In August 2016 -- almost a year ago -- the same three-judge panel ruled 28 NC House and Senate districts illegally gerrymandered
By November 2016, the General Assembly had taken no action to redraw the districts, so the three judges ordered new maps and a special election for March 2017. GA leaders appealed to the US Supreme Court
In June 2017, the US Supremes unanimously affirmed the ruling of the three judges that the districts were illegal racial gerrymanders, but they stayed the order for special elections in March.
The Southern Coalition for Social Justice and others sued to force the GA to draw new districts, while the GA asked for an extension until November 15 to produce the maps.
Yesterday the three judges said no to the GA's request and demanded new maps by September 1. The estimate on the number of districts that will have to be redrawn to accommodate the 28 specific gerrymanders ranges as high as 116. “We agree with Plaintiffs that the General Assembly already has had ample time to enact a remedial redistricting plan,” the judges said in their unanimous ruling. “We also agree that constitutionally adequate districts should be enacted as quickly as possible to protect the rights of North Carolina citizens and to minimize any chilling effect on political participation attributable to the continued absence of a districting plan in the face of a finding of unconstitutional racial gerrymandering.”
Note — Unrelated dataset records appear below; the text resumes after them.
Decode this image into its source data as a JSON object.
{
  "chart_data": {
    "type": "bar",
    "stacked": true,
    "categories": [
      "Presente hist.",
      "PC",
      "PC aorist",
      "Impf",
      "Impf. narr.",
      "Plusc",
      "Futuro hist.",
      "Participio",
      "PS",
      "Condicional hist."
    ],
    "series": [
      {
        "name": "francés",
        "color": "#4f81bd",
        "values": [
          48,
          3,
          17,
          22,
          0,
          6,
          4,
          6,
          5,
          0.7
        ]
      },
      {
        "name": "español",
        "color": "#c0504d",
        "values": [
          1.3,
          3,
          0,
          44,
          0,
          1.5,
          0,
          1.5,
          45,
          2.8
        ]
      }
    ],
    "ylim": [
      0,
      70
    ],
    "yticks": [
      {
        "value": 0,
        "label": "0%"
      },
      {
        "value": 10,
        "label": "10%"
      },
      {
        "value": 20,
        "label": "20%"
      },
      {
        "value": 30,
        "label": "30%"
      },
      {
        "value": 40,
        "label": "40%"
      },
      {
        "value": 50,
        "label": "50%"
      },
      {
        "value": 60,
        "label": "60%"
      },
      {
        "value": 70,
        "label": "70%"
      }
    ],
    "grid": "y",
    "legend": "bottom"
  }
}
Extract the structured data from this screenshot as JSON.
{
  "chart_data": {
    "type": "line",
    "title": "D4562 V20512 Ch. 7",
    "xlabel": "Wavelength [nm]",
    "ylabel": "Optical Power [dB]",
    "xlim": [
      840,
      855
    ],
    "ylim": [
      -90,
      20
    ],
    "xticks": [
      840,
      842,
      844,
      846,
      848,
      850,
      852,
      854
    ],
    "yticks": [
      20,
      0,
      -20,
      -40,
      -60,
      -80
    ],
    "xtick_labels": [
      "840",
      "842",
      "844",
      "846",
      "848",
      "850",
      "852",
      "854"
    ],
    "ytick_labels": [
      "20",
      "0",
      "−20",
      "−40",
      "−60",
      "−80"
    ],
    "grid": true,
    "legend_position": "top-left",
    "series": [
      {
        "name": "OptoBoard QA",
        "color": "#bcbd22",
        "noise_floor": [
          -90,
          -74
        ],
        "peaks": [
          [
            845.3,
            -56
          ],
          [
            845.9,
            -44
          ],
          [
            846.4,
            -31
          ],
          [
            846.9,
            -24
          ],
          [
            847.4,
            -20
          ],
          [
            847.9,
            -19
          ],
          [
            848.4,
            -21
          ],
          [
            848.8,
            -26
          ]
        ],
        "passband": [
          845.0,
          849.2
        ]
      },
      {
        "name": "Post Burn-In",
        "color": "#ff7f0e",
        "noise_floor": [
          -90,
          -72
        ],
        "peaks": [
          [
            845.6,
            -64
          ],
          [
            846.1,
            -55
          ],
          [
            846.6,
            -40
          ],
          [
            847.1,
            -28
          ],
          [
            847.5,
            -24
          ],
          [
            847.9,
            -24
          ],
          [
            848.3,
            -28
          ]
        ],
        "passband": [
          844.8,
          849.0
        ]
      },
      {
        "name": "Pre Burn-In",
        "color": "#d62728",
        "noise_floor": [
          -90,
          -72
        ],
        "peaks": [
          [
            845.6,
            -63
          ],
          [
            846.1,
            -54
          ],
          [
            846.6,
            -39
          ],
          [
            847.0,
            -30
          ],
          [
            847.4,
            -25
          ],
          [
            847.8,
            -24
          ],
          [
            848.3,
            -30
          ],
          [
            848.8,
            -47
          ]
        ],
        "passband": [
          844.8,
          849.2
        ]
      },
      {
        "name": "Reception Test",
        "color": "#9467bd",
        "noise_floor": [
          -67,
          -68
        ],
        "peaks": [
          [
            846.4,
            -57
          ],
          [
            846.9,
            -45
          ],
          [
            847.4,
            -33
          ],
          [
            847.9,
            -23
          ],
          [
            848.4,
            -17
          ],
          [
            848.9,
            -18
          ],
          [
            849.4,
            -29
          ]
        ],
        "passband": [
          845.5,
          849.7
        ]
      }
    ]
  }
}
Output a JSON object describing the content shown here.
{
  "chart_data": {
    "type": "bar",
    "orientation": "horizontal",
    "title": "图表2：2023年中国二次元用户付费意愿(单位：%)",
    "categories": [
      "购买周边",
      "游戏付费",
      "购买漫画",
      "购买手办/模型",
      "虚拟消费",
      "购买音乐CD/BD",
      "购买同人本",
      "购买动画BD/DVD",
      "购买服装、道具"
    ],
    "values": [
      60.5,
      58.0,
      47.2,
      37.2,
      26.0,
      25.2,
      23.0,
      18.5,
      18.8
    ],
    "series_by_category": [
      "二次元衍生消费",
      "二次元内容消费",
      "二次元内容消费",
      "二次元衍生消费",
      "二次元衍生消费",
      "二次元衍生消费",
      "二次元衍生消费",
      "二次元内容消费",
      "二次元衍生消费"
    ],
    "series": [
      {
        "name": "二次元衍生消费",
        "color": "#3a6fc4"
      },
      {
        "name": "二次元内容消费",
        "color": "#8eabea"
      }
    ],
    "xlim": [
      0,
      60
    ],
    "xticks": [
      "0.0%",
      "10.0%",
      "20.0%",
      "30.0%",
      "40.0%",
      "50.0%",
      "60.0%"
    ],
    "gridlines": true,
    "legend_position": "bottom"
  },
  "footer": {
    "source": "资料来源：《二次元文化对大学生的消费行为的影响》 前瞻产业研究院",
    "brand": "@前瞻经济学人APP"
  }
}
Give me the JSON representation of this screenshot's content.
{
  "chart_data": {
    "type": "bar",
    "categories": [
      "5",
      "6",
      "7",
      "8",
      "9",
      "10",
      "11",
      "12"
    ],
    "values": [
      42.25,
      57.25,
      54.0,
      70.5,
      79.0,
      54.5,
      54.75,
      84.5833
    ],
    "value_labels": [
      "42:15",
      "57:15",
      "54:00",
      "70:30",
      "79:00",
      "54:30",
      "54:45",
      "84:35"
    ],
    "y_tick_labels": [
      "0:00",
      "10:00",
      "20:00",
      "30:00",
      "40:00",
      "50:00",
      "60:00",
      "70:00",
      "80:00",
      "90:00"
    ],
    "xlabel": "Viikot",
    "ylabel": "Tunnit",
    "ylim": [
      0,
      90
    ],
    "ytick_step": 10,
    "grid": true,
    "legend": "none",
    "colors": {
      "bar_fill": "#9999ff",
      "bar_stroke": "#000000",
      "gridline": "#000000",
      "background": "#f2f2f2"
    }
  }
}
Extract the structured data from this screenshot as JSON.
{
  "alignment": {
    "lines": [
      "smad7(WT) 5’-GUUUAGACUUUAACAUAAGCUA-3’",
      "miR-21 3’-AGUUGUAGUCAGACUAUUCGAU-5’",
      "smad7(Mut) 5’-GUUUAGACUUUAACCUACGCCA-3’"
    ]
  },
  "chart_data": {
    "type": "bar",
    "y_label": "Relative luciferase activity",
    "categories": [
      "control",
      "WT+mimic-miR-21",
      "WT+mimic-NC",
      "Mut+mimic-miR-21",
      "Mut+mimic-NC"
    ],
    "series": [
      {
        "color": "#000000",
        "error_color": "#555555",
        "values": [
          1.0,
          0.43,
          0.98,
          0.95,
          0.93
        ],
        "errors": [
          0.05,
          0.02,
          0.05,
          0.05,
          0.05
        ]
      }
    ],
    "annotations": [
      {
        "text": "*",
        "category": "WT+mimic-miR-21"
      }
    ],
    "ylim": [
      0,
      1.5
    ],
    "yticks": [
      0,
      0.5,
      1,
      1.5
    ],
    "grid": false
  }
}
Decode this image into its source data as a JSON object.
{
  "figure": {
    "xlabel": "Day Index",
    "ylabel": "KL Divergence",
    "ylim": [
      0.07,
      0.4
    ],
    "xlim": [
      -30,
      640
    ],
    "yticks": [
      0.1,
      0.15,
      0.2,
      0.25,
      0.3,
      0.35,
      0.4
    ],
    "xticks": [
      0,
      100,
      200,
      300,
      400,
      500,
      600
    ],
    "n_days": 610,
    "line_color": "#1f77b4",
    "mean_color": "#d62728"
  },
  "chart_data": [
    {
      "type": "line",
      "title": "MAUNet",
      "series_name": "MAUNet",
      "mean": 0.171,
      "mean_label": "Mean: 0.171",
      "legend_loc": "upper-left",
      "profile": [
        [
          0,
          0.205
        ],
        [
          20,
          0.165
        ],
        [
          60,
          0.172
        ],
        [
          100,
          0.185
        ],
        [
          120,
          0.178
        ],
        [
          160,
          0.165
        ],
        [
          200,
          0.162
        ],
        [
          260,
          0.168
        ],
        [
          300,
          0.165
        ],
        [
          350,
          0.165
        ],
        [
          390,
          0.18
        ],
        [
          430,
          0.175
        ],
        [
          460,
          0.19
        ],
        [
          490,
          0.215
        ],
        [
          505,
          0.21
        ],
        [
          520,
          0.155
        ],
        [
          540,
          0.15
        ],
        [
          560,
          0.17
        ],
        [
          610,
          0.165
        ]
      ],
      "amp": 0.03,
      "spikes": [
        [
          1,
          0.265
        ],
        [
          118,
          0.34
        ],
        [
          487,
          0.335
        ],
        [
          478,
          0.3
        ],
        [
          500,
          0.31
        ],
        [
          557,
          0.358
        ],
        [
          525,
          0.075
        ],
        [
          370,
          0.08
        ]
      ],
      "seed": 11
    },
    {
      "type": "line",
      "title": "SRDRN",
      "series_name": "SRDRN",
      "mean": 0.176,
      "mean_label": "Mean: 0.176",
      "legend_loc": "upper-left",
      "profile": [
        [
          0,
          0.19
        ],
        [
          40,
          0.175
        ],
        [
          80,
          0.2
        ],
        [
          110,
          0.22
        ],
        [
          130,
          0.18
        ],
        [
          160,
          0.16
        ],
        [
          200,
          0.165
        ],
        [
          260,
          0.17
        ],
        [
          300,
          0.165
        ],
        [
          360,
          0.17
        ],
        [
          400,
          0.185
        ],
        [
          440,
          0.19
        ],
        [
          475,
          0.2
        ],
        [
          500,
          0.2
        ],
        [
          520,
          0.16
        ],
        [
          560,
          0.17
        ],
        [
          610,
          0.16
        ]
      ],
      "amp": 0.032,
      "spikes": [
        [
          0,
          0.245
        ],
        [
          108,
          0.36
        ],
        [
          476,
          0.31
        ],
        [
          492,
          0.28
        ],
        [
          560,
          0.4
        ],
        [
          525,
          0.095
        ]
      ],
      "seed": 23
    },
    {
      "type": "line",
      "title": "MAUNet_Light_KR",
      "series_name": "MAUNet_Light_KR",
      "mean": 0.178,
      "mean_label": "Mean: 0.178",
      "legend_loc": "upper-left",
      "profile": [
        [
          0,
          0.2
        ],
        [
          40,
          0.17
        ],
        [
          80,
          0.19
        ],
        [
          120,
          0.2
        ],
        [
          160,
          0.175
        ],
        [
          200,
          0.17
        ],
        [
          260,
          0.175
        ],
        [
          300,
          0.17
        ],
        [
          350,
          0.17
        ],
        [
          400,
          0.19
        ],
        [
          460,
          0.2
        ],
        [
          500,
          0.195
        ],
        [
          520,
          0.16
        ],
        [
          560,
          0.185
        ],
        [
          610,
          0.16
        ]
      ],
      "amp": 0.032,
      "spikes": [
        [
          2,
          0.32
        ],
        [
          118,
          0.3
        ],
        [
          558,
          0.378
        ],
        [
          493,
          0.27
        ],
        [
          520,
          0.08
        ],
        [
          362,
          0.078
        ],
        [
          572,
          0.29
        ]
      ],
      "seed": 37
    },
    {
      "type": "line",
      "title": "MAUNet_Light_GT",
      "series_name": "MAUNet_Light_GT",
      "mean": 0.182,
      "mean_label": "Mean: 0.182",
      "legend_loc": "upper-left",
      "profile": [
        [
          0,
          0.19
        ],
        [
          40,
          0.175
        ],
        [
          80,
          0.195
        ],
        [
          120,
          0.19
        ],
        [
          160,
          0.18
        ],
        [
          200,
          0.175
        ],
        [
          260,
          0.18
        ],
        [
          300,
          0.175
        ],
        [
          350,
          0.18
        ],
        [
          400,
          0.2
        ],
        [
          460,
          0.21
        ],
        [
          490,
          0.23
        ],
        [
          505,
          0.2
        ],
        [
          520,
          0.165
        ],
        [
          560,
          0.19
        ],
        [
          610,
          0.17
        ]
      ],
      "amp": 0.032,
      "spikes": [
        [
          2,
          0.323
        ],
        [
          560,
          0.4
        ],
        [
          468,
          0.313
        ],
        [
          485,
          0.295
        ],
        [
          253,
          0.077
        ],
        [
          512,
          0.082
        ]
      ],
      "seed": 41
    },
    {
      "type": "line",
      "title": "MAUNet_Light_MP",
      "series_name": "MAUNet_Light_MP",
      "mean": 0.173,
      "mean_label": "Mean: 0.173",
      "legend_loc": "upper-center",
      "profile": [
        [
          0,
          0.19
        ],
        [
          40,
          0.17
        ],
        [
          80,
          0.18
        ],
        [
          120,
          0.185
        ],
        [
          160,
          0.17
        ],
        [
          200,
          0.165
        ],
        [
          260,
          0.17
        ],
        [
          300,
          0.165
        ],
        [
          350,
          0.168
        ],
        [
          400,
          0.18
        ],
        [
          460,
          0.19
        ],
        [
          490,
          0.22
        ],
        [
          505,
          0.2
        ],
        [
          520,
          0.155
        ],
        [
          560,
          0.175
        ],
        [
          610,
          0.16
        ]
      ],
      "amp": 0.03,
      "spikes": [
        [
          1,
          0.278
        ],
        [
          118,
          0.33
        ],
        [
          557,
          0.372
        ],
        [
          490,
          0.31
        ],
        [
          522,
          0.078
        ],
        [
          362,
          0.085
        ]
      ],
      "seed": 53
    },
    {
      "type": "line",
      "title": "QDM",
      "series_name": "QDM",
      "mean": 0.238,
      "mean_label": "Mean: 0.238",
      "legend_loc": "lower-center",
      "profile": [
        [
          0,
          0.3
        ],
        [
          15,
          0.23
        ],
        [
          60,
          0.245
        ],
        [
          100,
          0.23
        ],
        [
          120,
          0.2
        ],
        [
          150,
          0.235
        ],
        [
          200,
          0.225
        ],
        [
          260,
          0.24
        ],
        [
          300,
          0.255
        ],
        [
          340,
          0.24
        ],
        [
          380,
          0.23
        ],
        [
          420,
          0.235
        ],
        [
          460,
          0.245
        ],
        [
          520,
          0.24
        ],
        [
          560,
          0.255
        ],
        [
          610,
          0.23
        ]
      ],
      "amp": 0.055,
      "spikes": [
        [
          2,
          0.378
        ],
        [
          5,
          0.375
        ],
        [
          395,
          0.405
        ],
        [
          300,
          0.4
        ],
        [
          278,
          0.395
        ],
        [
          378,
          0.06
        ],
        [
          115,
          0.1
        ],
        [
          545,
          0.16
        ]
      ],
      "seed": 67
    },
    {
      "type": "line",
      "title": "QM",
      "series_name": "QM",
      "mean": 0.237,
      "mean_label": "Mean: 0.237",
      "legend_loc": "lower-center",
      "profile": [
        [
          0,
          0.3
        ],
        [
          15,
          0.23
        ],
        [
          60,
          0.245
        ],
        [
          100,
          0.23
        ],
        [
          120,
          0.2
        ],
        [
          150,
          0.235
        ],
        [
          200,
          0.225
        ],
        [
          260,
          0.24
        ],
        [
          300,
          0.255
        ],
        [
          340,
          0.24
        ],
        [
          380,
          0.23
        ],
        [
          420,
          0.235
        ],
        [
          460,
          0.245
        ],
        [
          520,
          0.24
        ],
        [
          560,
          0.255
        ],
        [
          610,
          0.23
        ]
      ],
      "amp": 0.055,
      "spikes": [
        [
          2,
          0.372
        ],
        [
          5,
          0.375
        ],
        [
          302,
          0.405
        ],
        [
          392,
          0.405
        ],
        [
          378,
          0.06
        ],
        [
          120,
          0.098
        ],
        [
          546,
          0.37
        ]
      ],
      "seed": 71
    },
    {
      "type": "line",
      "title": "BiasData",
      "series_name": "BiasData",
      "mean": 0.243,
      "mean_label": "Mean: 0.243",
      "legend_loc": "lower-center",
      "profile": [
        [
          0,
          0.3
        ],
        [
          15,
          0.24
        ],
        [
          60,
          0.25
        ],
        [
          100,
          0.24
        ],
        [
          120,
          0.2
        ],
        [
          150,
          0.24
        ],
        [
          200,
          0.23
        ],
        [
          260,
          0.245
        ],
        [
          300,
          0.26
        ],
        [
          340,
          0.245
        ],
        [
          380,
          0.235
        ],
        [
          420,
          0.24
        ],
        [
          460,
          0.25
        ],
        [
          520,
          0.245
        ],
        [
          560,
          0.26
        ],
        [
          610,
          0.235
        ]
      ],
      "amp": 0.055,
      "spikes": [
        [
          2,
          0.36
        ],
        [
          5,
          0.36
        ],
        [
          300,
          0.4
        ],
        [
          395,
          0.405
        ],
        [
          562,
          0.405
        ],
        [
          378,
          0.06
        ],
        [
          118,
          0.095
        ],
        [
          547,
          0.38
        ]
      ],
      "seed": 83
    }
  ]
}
The court also ruled that the GA must submit the new maps to the judges within a week following September 1 and that plaintiffs will have until September 15 to object to any problems and submit their own alternative maps.The fact that the Republican leaders in the GA have hired the same gerrymandering expert that they used the first time for drawing the illegal districts does not suggest that we'll see fair districts this time, but the judges have warned that the new maps will be under special scrutiny.